1. The problem statement, all variables and given/known data

Solve for x
$$arcsin(2x) + arccos(x) = \frac{\pi}{6}$$

2. Relevant equations

3. The attempt at a solution

Subtracting arccos(x) from both sides and then taking the sine of both sides:
$$2x = sin\left[\frac{\pi}{6} - arccos(x)\right]$$

Applying the difference angle identity for sine:
$$2x = sin \frac{\pi}{6} cos[arccos (x)] - cos \frac{\pi}{6} sin [arccos (x)]$$

We can draw a right triangle with a hypotenuse of 1, angle opposite of theta of $$\sqrt{1-x^2}$$, and angle adjacent to theta of x.
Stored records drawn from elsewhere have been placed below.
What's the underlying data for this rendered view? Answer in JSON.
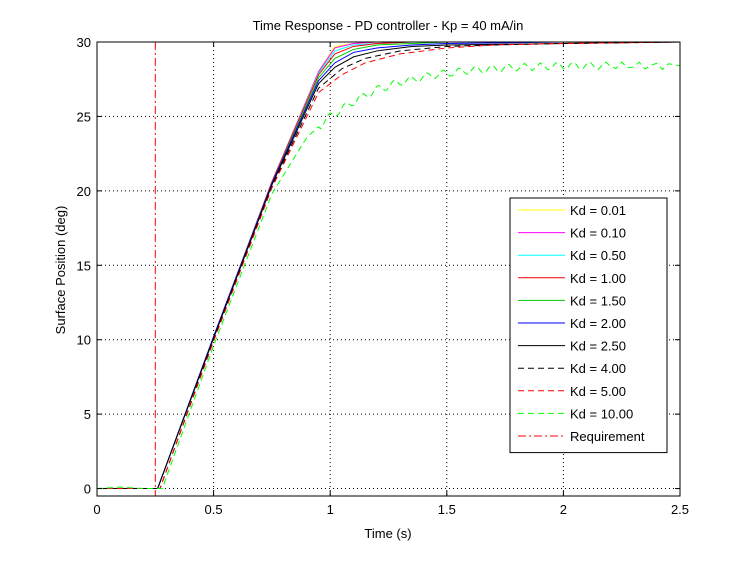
{
  "chart_data": {
    "type": "line",
    "title": "Time Response - PD controller - Kp = 40 mA/in",
    "xlabel": "Time (s)",
    "ylabel": "Surface Position (deg)",
    "xlim": [
      0,
      2.5
    ],
    "ylim": [
      -0.5,
      30
    ],
    "xticks": [
      0,
      0.5,
      1,
      1.5,
      2,
      2.5
    ],
    "xtick_labels": [
      "0",
      "0.5",
      "1",
      "1.5",
      "2",
      "2.5"
    ],
    "yticks": [
      0,
      5,
      10,
      15,
      20,
      25,
      30
    ],
    "ytick_labels": [
      "0",
      "5",
      "10",
      "15",
      "20",
      "25",
      "30"
    ],
    "grid": true,
    "legend_position": "lower-right",
    "requirement": {
      "name": "Requirement",
      "x": 0.25,
      "color": "#ff0000"
    },
    "series": [
      {
        "name": "Kd = 0.01",
        "color": "#ffff00",
        "dash": "solid",
        "x": [
          0,
          0.26,
          0.5,
          0.75,
          0.95,
          1.02,
          1.1,
          1.2,
          1.35,
          1.5,
          2.0,
          2.5
        ],
        "y": [
          0,
          0,
          10.2,
          20.6,
          28.0,
          29.7,
          29.9,
          30.0,
          30.0,
          30.0,
          30.0,
          30.0
        ]
      },
      {
        "name": "Kd = 0.10",
        "color": "#ff00ff",
        "dash": "solid",
        "x": [
          0,
          0.26,
          0.5,
          0.75,
          0.95,
          1.02,
          1.1,
          1.2,
          1.35,
          1.5,
          2.0,
          2.5
        ],
        "y": [
          0,
          0,
          10.2,
          20.6,
          28.0,
          29.6,
          29.9,
          30.0,
          30.0,
          30.0,
          30.0,
          30.0
        ]
      },
      {
        "name": "Kd = 0.50",
        "color": "#00ffff",
        "dash": "solid",
        "x": [
          0,
          0.26,
          0.5,
          0.75,
          0.95,
          1.02,
          1.1,
          1.2,
          1.35,
          1.5,
          2.0,
          2.5
        ],
        "y": [
          0,
          0,
          10.2,
          20.6,
          27.9,
          29.4,
          29.8,
          29.9,
          30.0,
          30.0,
          30.0,
          30.0
        ]
      },
      {
        "name": "Kd = 1.00",
        "color": "#ff0000",
        "dash": "solid",
        "x": [
          0,
          0.26,
          0.5,
          0.75,
          0.95,
          1.02,
          1.1,
          1.2,
          1.35,
          1.5,
          2.0,
          2.5
        ],
        "y": [
          0,
          0,
          10.2,
          20.6,
          27.8,
          29.2,
          29.7,
          29.9,
          30.0,
          30.0,
          30.0,
          30.0
        ]
      },
      {
        "name": "Kd = 1.50",
        "color": "#00cc00",
        "dash": "solid",
        "x": [
          0,
          0.26,
          0.5,
          0.75,
          0.95,
          1.02,
          1.1,
          1.2,
          1.35,
          1.5,
          2.0,
          2.5
        ],
        "y": [
          0,
          0,
          10.2,
          20.5,
          27.6,
          28.9,
          29.5,
          29.8,
          29.9,
          30.0,
          30.0,
          30.0
        ]
      },
      {
        "name": "Kd = 2.00",
        "color": "#0000ff",
        "dash": "solid",
        "x": [
          0,
          0.26,
          0.5,
          0.75,
          0.95,
          1.02,
          1.1,
          1.2,
          1.35,
          1.5,
          2.0,
          2.5
        ],
        "y": [
          0,
          0,
          10.2,
          20.5,
          27.4,
          28.6,
          29.3,
          29.6,
          29.8,
          29.9,
          30.0,
          30.0
        ]
      },
      {
        "name": "Kd = 2.50",
        "color": "#000000",
        "dash": "solid",
        "x": [
          0,
          0.26,
          0.5,
          0.75,
          0.95,
          1.02,
          1.1,
          1.2,
          1.35,
          1.5,
          2.0,
          2.5
        ],
        "y": [
          0,
          0,
          10.1,
          20.4,
          27.2,
          28.3,
          29.0,
          29.4,
          29.7,
          29.8,
          29.9,
          30.0
        ]
      },
      {
        "name": "Kd = 4.00",
        "color": "#000000",
        "dash": "dashed",
        "x": [
          0,
          0.27,
          0.5,
          0.75,
          0.95,
          1.05,
          1.15,
          1.3,
          1.5,
          1.7,
          2.0,
          2.5
        ],
        "y": [
          0,
          0,
          10.0,
          20.3,
          26.9,
          28.2,
          28.9,
          29.4,
          29.7,
          29.8,
          29.9,
          30.0
        ]
      },
      {
        "name": "Kd = 5.00",
        "color": "#ff0000",
        "dash": "dashed",
        "x": [
          0,
          0.27,
          0.5,
          0.75,
          0.95,
          1.05,
          1.15,
          1.3,
          1.5,
          1.7,
          2.0,
          2.5
        ],
        "y": [
          0,
          0,
          9.9,
          20.2,
          26.6,
          27.8,
          28.6,
          29.2,
          29.6,
          29.8,
          29.9,
          30.0
        ]
      },
      {
        "name": "Kd = 10.00",
        "color": "#00ff00",
        "dash": "dashed",
        "x": [
          0,
          0.1,
          0.2,
          0.28,
          0.5,
          0.75,
          0.9,
          1.0,
          1.1,
          1.2,
          1.3,
          1.45,
          1.6,
          1.8,
          2.0,
          2.2,
          2.5
        ],
        "y": [
          0,
          0.1,
          0.0,
          0,
          9.6,
          19.8,
          23.6,
          25.0,
          26.0,
          26.8,
          27.3,
          27.8,
          28.1,
          28.3,
          28.4,
          28.4,
          28.4
        ],
        "ripple": 0.25
      }
    ]
  }
}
From this triangle we can deduce the values of cos( arccos(x) ) and sin( arccos(x) )
$$2x = (\frac{1}{2})x - \frac{\sqrt{3}}{2}{\sqrt{1-x^2}}$$

Multiplying each side by 2, subtracting x from each side, squaring each side, and then dividing each side by 3
$$3x^2 = 1 - x^2$$

Adding x^2 to each side, and then dividing each side by 4
$$x^2 = \frac{1}{4}$$

At this point I need to take the square root of each side. I know it's the negative from trying each out, but how do I show this algebraically?

2. Feb 28, 2009

### csprof2000

When you say 2x = x/2 - sqrt(3)/2 sqrt(1-x^2)...

3x = -sqrt(3)sqrt(1-x^2).

But since sqrt(1-x^2) is positive, the RHS is negative, which is true iff the LHS is negative, which is true iff x is negative, so x must be negative.